Sitting in my chair, I suddenly feel uncomfortable. I shift my weight from one butt cheek to the other. Then my throat becomes dry and I curse myself for forgetting my stainless steel water bottle in the room as I stumbled out. I cough. Someone else sneezes, I assume in sympathy, so I don’t feel so bad. People continue to arrive; I judge them. Someone else shifts. I get bored examining the paint and texture of the wall, so close my eyes and start to mull over the things I will do today: hot tub, breakfast, chitchat with the other guests, maybe find a monk and ask him the meaning of happiness . . . or life for that matter . . . then a hike, followed by naked dip in the river . . .
As I run through my agenda, I congratulate myself for doing so well in morning zazen. I will definitely be ready to sit on a zafu tomorrow, like the robes ones next to me. Then, the gong rings, followed by a bell. I squint one of my eyes open and notice that the room has gone completely quiet and still. We are just now starting! Those I had judged so harshly just a few moments ago weren’t late – I was early. I hate being early. Damn this place with no clocks! At the break our only reward is shifting. No one gets up, there are no cookies or tea. The bells and bowls sing again. I go back to listening to the incessant chatter in my head wondering if it will ever shut up.
By the time the finishing bell rings I am elated – I feel like I am being let out of detention. I stand up and afraid that someone is going to (gasp) say something to me, I make quick exit through the door where I see several of the black-robed-ones going. Just as I exit and the door closes, I hear “you’re welcome to stay.” I grasp my Maglight close and pull on my shoes. The room starts chanting; Buddhists chant their lineage back 1000 years. I was in such a hurry to depart that I miss the second – maybe more entertaining – part of the service. I berate myself for ten seconds, then walk back to my cabin to nap before taking a morning zazen in the hot sulfur springs.
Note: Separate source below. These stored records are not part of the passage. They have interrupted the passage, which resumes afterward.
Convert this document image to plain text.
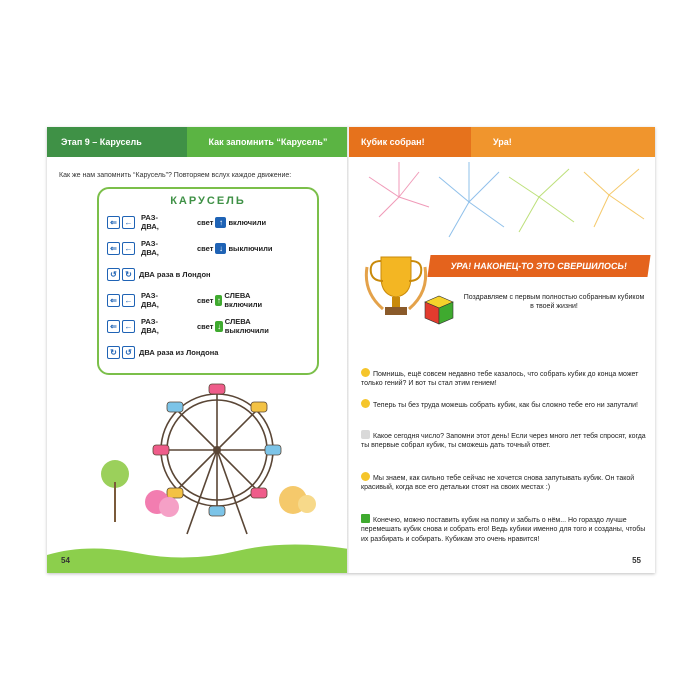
Этап 9 – Карусель	Как запомнить “Карусель”
Как же нам запомнить “Карусель”? Повторяем вслух каждое движение:
КАРУСЕЛЬ
⇐ ←	РАЗ-ДВА,	свет ↑ включили
⇐ ←	РАЗ-ДВА,	свет ↓ выключили
↺	↻ ДВА раза в Лондон
⇐ ←	РАЗ-ДВА,	свет ↑ СЛЕВА включили
⇐ ←	РАЗ-ДВА,	свет ↓ СЛЕВА выключили
↻	↺ ДВА раза из Лондона
54
Кубик собран!	Ура!
УРА! НАКОНЕЦ-ТО ЭТО СВЕРШИЛОСЬ!
Поздравляем с первым полностью собранным кубиком в твоей жизни!
Помнишь, ещё совсем недавно тебе казалось, что собрать кубик до конца может только гений? И вот ты стал этим гением!
Теперь ты без труда можешь собрать кубик, как бы сложно тебе его ни запутали!
Какое сегодня число? Запомни этот день! Если через много лет тебя спросят, когда ты впервые собрал кубик, ты сможешь дать точный ответ.
Мы знаем, как сильно тебе сейчас не хочется снова запутывать кубик. Он такой красивый, когда все его детальки стоят на своих местах :)
Конечно, можно поставить кубик на полку и забыть о нём... Но гораздо лучше перемешать кубик снова и собрать его! Ведь кубики именно для того и созданы, чтобы их разбирать и собирать. Кубикам это очень нравится!
55
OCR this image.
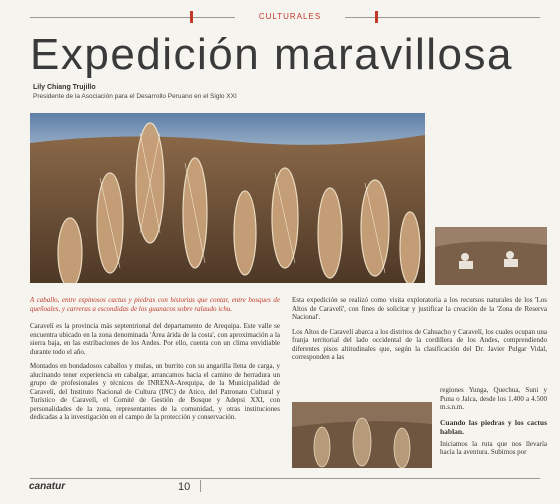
CULTURALES
Expedición maravillosa
Lily Chiang Trujillo
Presidente de la Asociación para el Desarrollo Peruano en el Siglo XXI
A caballo, entre espinosos cactus y piedras con historias que contar, entre bosques de queñoales, y carreras a escondidas de los guanacos sobre ralaudo ichu.

Caravelí es la provincia más septentrional del departamento de Arequipa. Este valle se encuentra ubicado en la zona denominada 'Área árida de la costa', con aproximación a la sierra baja, en las estribaciones de los Andes. Por ello, cuenta con un clima envidiable durante todo el año.

Montados en bondadosos caballos y mulas, un burrito con su angarilla llena de carga, y alucinando tener experiencia en cabalgar, arrancamos hacia el camino de herradura un grupo de profesionales y técnicos de INRENA-Arequipa, de la Municipalidad de Caravelí, del Instituto Nacional de Cultura (INC) de Atico, del Patronato Cultural y Turístico de Caravelí, el Comité de Gestión de Bosque y Adepsi XXI, con personalidades de la zona, representantes de la comunidad, y otras instituciones dedicadas a la investigación en el campo de la protección y conservación.

Esta expedición se realizó como visita exploratoria a los recursos naturales de los 'Los Altos de Caravelí', con fines de solicitar y justificar la creación de la 'Zona de Reserva Nacional'.

Los Altos de Caravelí abarca a los distritos de Cahuacho y Caravelí, los cuales ocupan una franja territorial del lado occidental de la cordillera de los Andes, comprendiendo diferentes pisos altitudinales que, según la clasificación del Dr. Javier Pulgar Vidal, corresponden a las

regiones Yunga, Quechua, Suni y Puna o Jalca, desde los 1.400 a 4.500 m.s.n.m.

Cuando las piedras y los cactus hablan.

Iniciamos la ruta que nos llevaría hacia la aventura. Subimos por

canatur	10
I accomplish most of the other items on my mental checklist that I organized while sitting, with the exception of the meaning of life bit. That night, dinner is truly “Tassajara.” I am at a table with a lesbian therapist on my left, a nurse-turned-yoga instructor on my right, a Hollywood marketing director, a lawyer and a retired man who never reveals what he does for work across the table. It sounds like the start of a joke, but the conversation is one that I truly enjoy: intellectual and offbeat.
The next morning as a monk walks through the cabin area where I sleep banging a piece of wood to wake people up, I am determined to sit zazen on a zafu. I roll over and fall back asleep, comfortable that my intention, not realized, is good enough for today. I feel no guilt, which is tremendous progress and I am certain the Dali Lama would be proud.